My latest Intertitles column is up at Strange Horizons! Frame Story is the one where I completely nerd out about two really impressive films, Drive and Shame, and some of the formal elements that they employ to great effect as narrative devices.
I liked both of these movies to a somewhat-surprising degree; I tend to come down harshly on movies about Dudes Falling Apart with damsel-in-distress leading ladies AND movies with a lot of violence and overly-objectifying nudity, but both movies rose above those problems. The violence in Drive is nasty, but avoids glamorization, and the nudity in Shame serves its purpose and is, at least, less titillating and more gender-equal than, apparently, the nudity in Girl with the Dragon Tattoo. In fact, the violence in Drive and the nudity in Shame serve largely opposite purposes – every instance of violence in Drive is meant to shock and horrify and track how far down Driver has fallen, and the repeated nudity in Shame dulls the impact of it, so that the longer we follow his sex addiction, the sadder and emptier sex looks. (Not that either movie is flawless, but both of them were interesting and thoughtful, which is more than a lot of movies can say.)

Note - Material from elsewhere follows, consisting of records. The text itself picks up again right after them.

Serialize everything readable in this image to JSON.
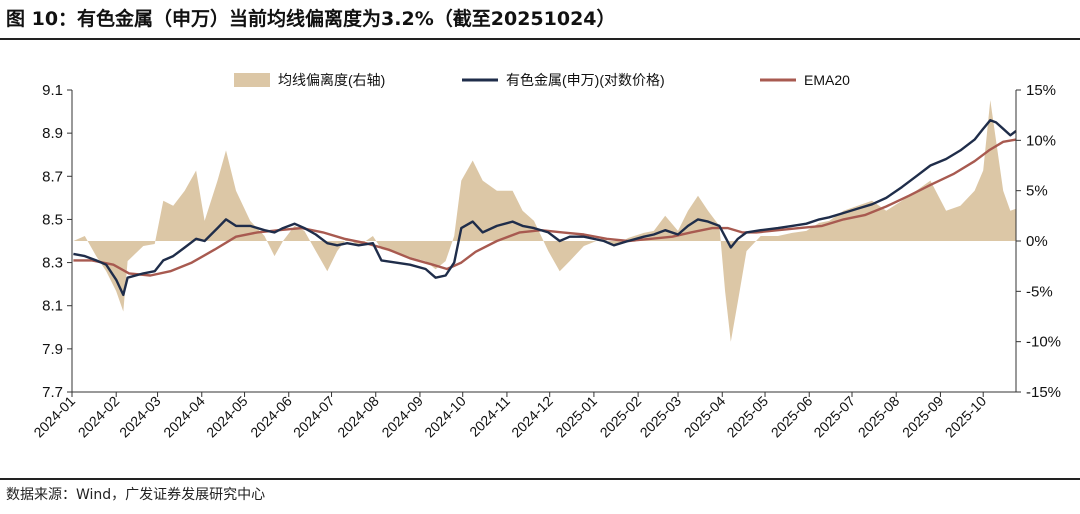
{
  "figure": {
    "title": "图 10：有色金属（申万）当前均线偏离度为3.2%（截至20251024）",
    "source": "数据来源：Wind，广发证券发展研究中心"
  },
  "colors": {
    "deviation": "#dcc7a6",
    "index": "#1f2d4a",
    "ema": "#a85a50"
  },
  "chart_data": {
    "type": "line",
    "x_tick_labels": [
      "2024-01",
      "2024-02",
      "2024-03",
      "2024-04",
      "2024-05",
      "2024-06",
      "2024-07",
      "2024-08",
      "2024-09",
      "2024-10",
      "2024-11",
      "2024-12",
      "2025-01",
      "2025-02",
      "2025-03",
      "2025-04",
      "2025-05",
      "2025-06",
      "2025-07",
      "2025-08",
      "2025-09",
      "2025-10"
    ],
    "x_range": [
      "2024-01-01",
      "2025-10-24"
    ],
    "y_left": {
      "range": [
        7.7,
        9.1
      ],
      "ticks": [
        "9.1",
        "8.9",
        "8.7",
        "8.5",
        "8.3",
        "8.1",
        "7.9",
        "7.7"
      ]
    },
    "y_right": {
      "range": [
        -15,
        15
      ],
      "ticks": [
        "15%",
        "10%",
        "5%",
        "0%",
        "-5%",
        "-10%",
        "-15%"
      ]
    },
    "grid": false,
    "legend_position": "top",
    "series": [
      {
        "name": "均线偏离度(右轴)",
        "type": "area",
        "axis": "right",
        "points": [
          [
            "2024-01-02",
            0
          ],
          [
            "2024-01-10",
            0.5
          ],
          [
            "2024-01-18",
            -1.5
          ],
          [
            "2024-01-25",
            -3
          ],
          [
            "2024-02-01",
            -5
          ],
          [
            "2024-02-06",
            -7
          ],
          [
            "2024-02-09",
            -2
          ],
          [
            "2024-02-20",
            -0.5
          ],
          [
            "2024-02-28",
            -0.3
          ],
          [
            "2024-03-05",
            4
          ],
          [
            "2024-03-12",
            3.5
          ],
          [
            "2024-03-20",
            5
          ],
          [
            "2024-03-28",
            7
          ],
          [
            "2024-04-03",
            2
          ],
          [
            "2024-04-12",
            6
          ],
          [
            "2024-04-18",
            9
          ],
          [
            "2024-04-25",
            5
          ],
          [
            "2024-05-05",
            2
          ],
          [
            "2024-05-15",
            0.5
          ],
          [
            "2024-05-22",
            -1.5
          ],
          [
            "2024-05-28",
            0
          ],
          [
            "2024-06-05",
            1.5
          ],
          [
            "2024-06-12",
            1
          ],
          [
            "2024-06-20",
            -1
          ],
          [
            "2024-06-28",
            -3
          ],
          [
            "2024-07-05",
            -1
          ],
          [
            "2024-07-12",
            0.3
          ],
          [
            "2024-07-20",
            -0.5
          ],
          [
            "2024-07-30",
            0.5
          ],
          [
            "2024-08-05",
            -0.8
          ],
          [
            "2024-08-15",
            -1.2
          ],
          [
            "2024-08-25",
            -1.6
          ],
          [
            "2024-09-05",
            -2
          ],
          [
            "2024-09-12",
            -2.8
          ],
          [
            "2024-09-19",
            -2
          ],
          [
            "2024-09-25",
            0.5
          ],
          [
            "2024-09-30",
            6
          ],
          [
            "2024-10-08",
            8
          ],
          [
            "2024-10-15",
            6
          ],
          [
            "2024-10-25",
            5
          ],
          [
            "2024-11-05",
            5
          ],
          [
            "2024-11-12",
            3
          ],
          [
            "2024-11-20",
            2
          ],
          [
            "2024-11-30",
            -1
          ],
          [
            "2024-12-08",
            -3
          ],
          [
            "2024-12-15",
            -2
          ],
          [
            "2024-12-25",
            -0.5
          ],
          [
            "2025-01-08",
            0.3
          ],
          [
            "2025-01-15",
            -0.5
          ],
          [
            "2025-01-25",
            0.3
          ],
          [
            "2025-02-05",
            0.8
          ],
          [
            "2025-02-12",
            1
          ],
          [
            "2025-02-20",
            2.5
          ],
          [
            "2025-03-01",
            1
          ],
          [
            "2025-03-08",
            3
          ],
          [
            "2025-03-15",
            4.5
          ],
          [
            "2025-03-22",
            3
          ],
          [
            "2025-03-30",
            1.5
          ],
          [
            "2025-04-03",
            -5
          ],
          [
            "2025-04-07",
            -10
          ],
          [
            "2025-04-12",
            -6
          ],
          [
            "2025-04-18",
            -1
          ],
          [
            "2025-04-28",
            0.5
          ],
          [
            "2025-05-10",
            0.5
          ],
          [
            "2025-05-20",
            0.8
          ],
          [
            "2025-05-30",
            1
          ],
          [
            "2025-06-08",
            1.8
          ],
          [
            "2025-06-15",
            2
          ],
          [
            "2025-06-25",
            3
          ],
          [
            "2025-07-05",
            3.5
          ],
          [
            "2025-07-15",
            4
          ],
          [
            "2025-07-25",
            3
          ],
          [
            "2025-08-05",
            4
          ],
          [
            "2025-08-15",
            5
          ],
          [
            "2025-08-25",
            6
          ],
          [
            "2025-09-05",
            3
          ],
          [
            "2025-09-15",
            3.5
          ],
          [
            "2025-09-25",
            5
          ],
          [
            "2025-10-01",
            7
          ],
          [
            "2025-10-06",
            14
          ],
          [
            "2025-10-10",
            10
          ],
          [
            "2025-10-15",
            5
          ],
          [
            "2025-10-20",
            3
          ],
          [
            "2025-10-24",
            3.2
          ]
        ]
      },
      {
        "name": "有色金属(申万)(对数价格)",
        "type": "line",
        "axis": "left",
        "points": [
          [
            "2024-01-02",
            8.34
          ],
          [
            "2024-01-10",
            8.33
          ],
          [
            "2024-01-18",
            8.31
          ],
          [
            "2024-01-25",
            8.29
          ],
          [
            "2024-02-01",
            8.22
          ],
          [
            "2024-02-06",
            8.15
          ],
          [
            "2024-02-09",
            8.23
          ],
          [
            "2024-02-20",
            8.25
          ],
          [
            "2024-02-28",
            8.26
          ],
          [
            "2024-03-05",
            8.31
          ],
          [
            "2024-03-12",
            8.33
          ],
          [
            "2024-03-20",
            8.37
          ],
          [
            "2024-03-28",
            8.41
          ],
          [
            "2024-04-03",
            8.4
          ],
          [
            "2024-04-12",
            8.46
          ],
          [
            "2024-04-18",
            8.5
          ],
          [
            "2024-04-25",
            8.47
          ],
          [
            "2024-05-05",
            8.47
          ],
          [
            "2024-05-15",
            8.45
          ],
          [
            "2024-05-22",
            8.44
          ],
          [
            "2024-05-28",
            8.46
          ],
          [
            "2024-06-05",
            8.48
          ],
          [
            "2024-06-12",
            8.46
          ],
          [
            "2024-06-20",
            8.43
          ],
          [
            "2024-06-28",
            8.39
          ],
          [
            "2024-07-05",
            8.38
          ],
          [
            "2024-07-12",
            8.39
          ],
          [
            "2024-07-20",
            8.38
          ],
          [
            "2024-07-30",
            8.39
          ],
          [
            "2024-08-05",
            8.31
          ],
          [
            "2024-08-15",
            8.3
          ],
          [
            "2024-08-25",
            8.29
          ],
          [
            "2024-09-05",
            8.27
          ],
          [
            "2024-09-12",
            8.23
          ],
          [
            "2024-09-19",
            8.24
          ],
          [
            "2024-09-25",
            8.3
          ],
          [
            "2024-09-30",
            8.46
          ],
          [
            "2024-10-08",
            8.49
          ],
          [
            "2024-10-15",
            8.44
          ],
          [
            "2024-10-25",
            8.47
          ],
          [
            "2024-11-05",
            8.49
          ],
          [
            "2024-11-12",
            8.47
          ],
          [
            "2024-11-20",
            8.46
          ],
          [
            "2024-11-30",
            8.44
          ],
          [
            "2024-12-08",
            8.4
          ],
          [
            "2024-12-15",
            8.42
          ],
          [
            "2024-12-25",
            8.42
          ],
          [
            "2025-01-08",
            8.4
          ],
          [
            "2025-01-15",
            8.38
          ],
          [
            "2025-01-25",
            8.4
          ],
          [
            "2025-02-05",
            8.42
          ],
          [
            "2025-02-12",
            8.43
          ],
          [
            "2025-02-20",
            8.45
          ],
          [
            "2025-03-01",
            8.43
          ],
          [
            "2025-03-08",
            8.47
          ],
          [
            "2025-03-15",
            8.5
          ],
          [
            "2025-03-22",
            8.49
          ],
          [
            "2025-03-30",
            8.47
          ],
          [
            "2025-04-03",
            8.42
          ],
          [
            "2025-04-07",
            8.37
          ],
          [
            "2025-04-12",
            8.41
          ],
          [
            "2025-04-18",
            8.44
          ],
          [
            "2025-04-28",
            8.45
          ],
          [
            "2025-05-10",
            8.46
          ],
          [
            "2025-05-20",
            8.47
          ],
          [
            "2025-05-30",
            8.48
          ],
          [
            "2025-06-08",
            8.5
          ],
          [
            "2025-06-15",
            8.51
          ],
          [
            "2025-06-25",
            8.53
          ],
          [
            "2025-07-05",
            8.55
          ],
          [
            "2025-07-15",
            8.57
          ],
          [
            "2025-07-25",
            8.6
          ],
          [
            "2025-08-05",
            8.65
          ],
          [
            "2025-08-15",
            8.7
          ],
          [
            "2025-08-25",
            8.75
          ],
          [
            "2025-09-05",
            8.78
          ],
          [
            "2025-09-15",
            8.82
          ],
          [
            "2025-09-25",
            8.87
          ],
          [
            "2025-10-01",
            8.92
          ],
          [
            "2025-10-06",
            8.96
          ],
          [
            "2025-10-10",
            8.95
          ],
          [
            "2025-10-15",
            8.92
          ],
          [
            "2025-10-20",
            8.89
          ],
          [
            "2025-10-24",
            8.91
          ]
        ]
      },
      {
        "name": "EMA20",
        "type": "line",
        "axis": "left",
        "points": [
          [
            "2024-01-02",
            8.31
          ],
          [
            "2024-01-15",
            8.31
          ],
          [
            "2024-01-30",
            8.29
          ],
          [
            "2024-02-10",
            8.25
          ],
          [
            "2024-02-25",
            8.24
          ],
          [
            "2024-03-10",
            8.26
          ],
          [
            "2024-03-25",
            8.3
          ],
          [
            "2024-04-10",
            8.36
          ],
          [
            "2024-04-25",
            8.42
          ],
          [
            "2024-05-10",
            8.44
          ],
          [
            "2024-05-25",
            8.45
          ],
          [
            "2024-06-10",
            8.46
          ],
          [
            "2024-06-25",
            8.44
          ],
          [
            "2024-07-10",
            8.41
          ],
          [
            "2024-07-25",
            8.39
          ],
          [
            "2024-08-10",
            8.36
          ],
          [
            "2024-08-25",
            8.32
          ],
          [
            "2024-09-10",
            8.29
          ],
          [
            "2024-09-20",
            8.27
          ],
          [
            "2024-09-30",
            8.3
          ],
          [
            "2024-10-10",
            8.35
          ],
          [
            "2024-10-25",
            8.4
          ],
          [
            "2024-11-10",
            8.44
          ],
          [
            "2024-11-25",
            8.45
          ],
          [
            "2024-12-10",
            8.44
          ],
          [
            "2024-12-25",
            8.43
          ],
          [
            "2025-01-10",
            8.41
          ],
          [
            "2025-01-25",
            8.4
          ],
          [
            "2025-02-10",
            8.41
          ],
          [
            "2025-02-25",
            8.42
          ],
          [
            "2025-03-10",
            8.44
          ],
          [
            "2025-03-25",
            8.46
          ],
          [
            "2025-04-05",
            8.46
          ],
          [
            "2025-04-15",
            8.44
          ],
          [
            "2025-04-25",
            8.44
          ],
          [
            "2025-05-10",
            8.45
          ],
          [
            "2025-05-25",
            8.46
          ],
          [
            "2025-06-10",
            8.47
          ],
          [
            "2025-06-25",
            8.5
          ],
          [
            "2025-07-10",
            8.52
          ],
          [
            "2025-07-25",
            8.56
          ],
          [
            "2025-08-10",
            8.61
          ],
          [
            "2025-08-25",
            8.66
          ],
          [
            "2025-09-10",
            8.71
          ],
          [
            "2025-09-25",
            8.77
          ],
          [
            "2025-10-05",
            8.82
          ],
          [
            "2025-10-15",
            8.86
          ],
          [
            "2025-10-24",
            8.87
          ]
        ]
      }
    ]
  }
}
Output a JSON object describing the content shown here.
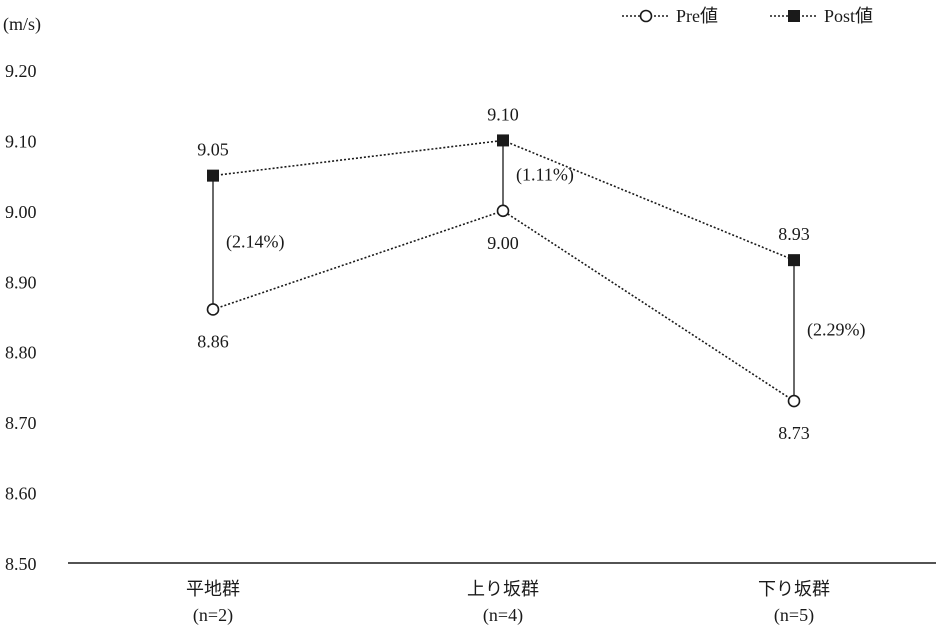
{
  "chart_data": {
    "type": "line",
    "unit_label": "(m/s)",
    "ylim": [
      8.5,
      9.2
    ],
    "y_ticks": [
      "9.20",
      "9.10",
      "9.00",
      "8.90",
      "8.80",
      "8.70",
      "8.60",
      "8.50"
    ],
    "grid": false,
    "legend_position": "top-right",
    "categories": [
      {
        "name": "平地群",
        "n": "(n=2)"
      },
      {
        "name": "上り坂群",
        "n": "(n=4)"
      },
      {
        "name": "下り坂群",
        "n": "(n=5)"
      }
    ],
    "series": [
      {
        "name": "Pre値",
        "marker": "open-circle",
        "values": [
          8.86,
          9.0,
          8.73
        ],
        "labels": [
          "8.86",
          "9.00",
          "8.73"
        ]
      },
      {
        "name": "Post値",
        "marker": "filled-square",
        "values": [
          9.05,
          9.1,
          8.93
        ],
        "labels": [
          "9.05",
          "9.10",
          "8.93"
        ]
      }
    ],
    "change_labels": [
      "(2.14%)",
      "(1.11%)",
      "(2.29%)"
    ],
    "colors": {
      "line": "#1a1a1a",
      "marker_fill": "#1a1a1a",
      "background": "#ffffff"
    }
  }
}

The column is basically a mash note to color story and lovely frames, and that’s because those movies are gorgeous. However, the scripts are also stellar – some really standout exchanges in both – and I can’t even explain how beautifully these movies are acted from the leads* on down. Even actors with only one or two scenes (Oscar Isaac can make one line mean ten things, Nicole Beharie gives us a whole character arc in two scenes in Shame, and Lucy Walters walks away with her scenes in Shame despite having ZERO lines). I will be playing catch-up on some of 2011′s movies for a while, but I’d actually put these out as two of the year’s best, and not just because they are gorgeously put together.
The movie that is getting early buzz for Best Picture is, apparently, The Artist, which I would get except I saw that movie, and despite the fact that it’s cleverly put together and there are nice hat-tips aplenty to silent films and Singing in the Rain, I found that movie a much more facile treatment of Dude Falling Apart, and the leading lady’s only emotional arc was Keep Loving Dude (and Overact Beyond What Pastiche Requires), and so as nicely put-together as it was, I’d recommend either of these movies over it in a heartbeat.
* Fassbender is getting some early nominations for his work, but I am honestly surprised that Ryan Gosling got shut out of the SAGs and the Golden Globes, because he hit that movie out of the park, and should get more notice for that than he’s gotten.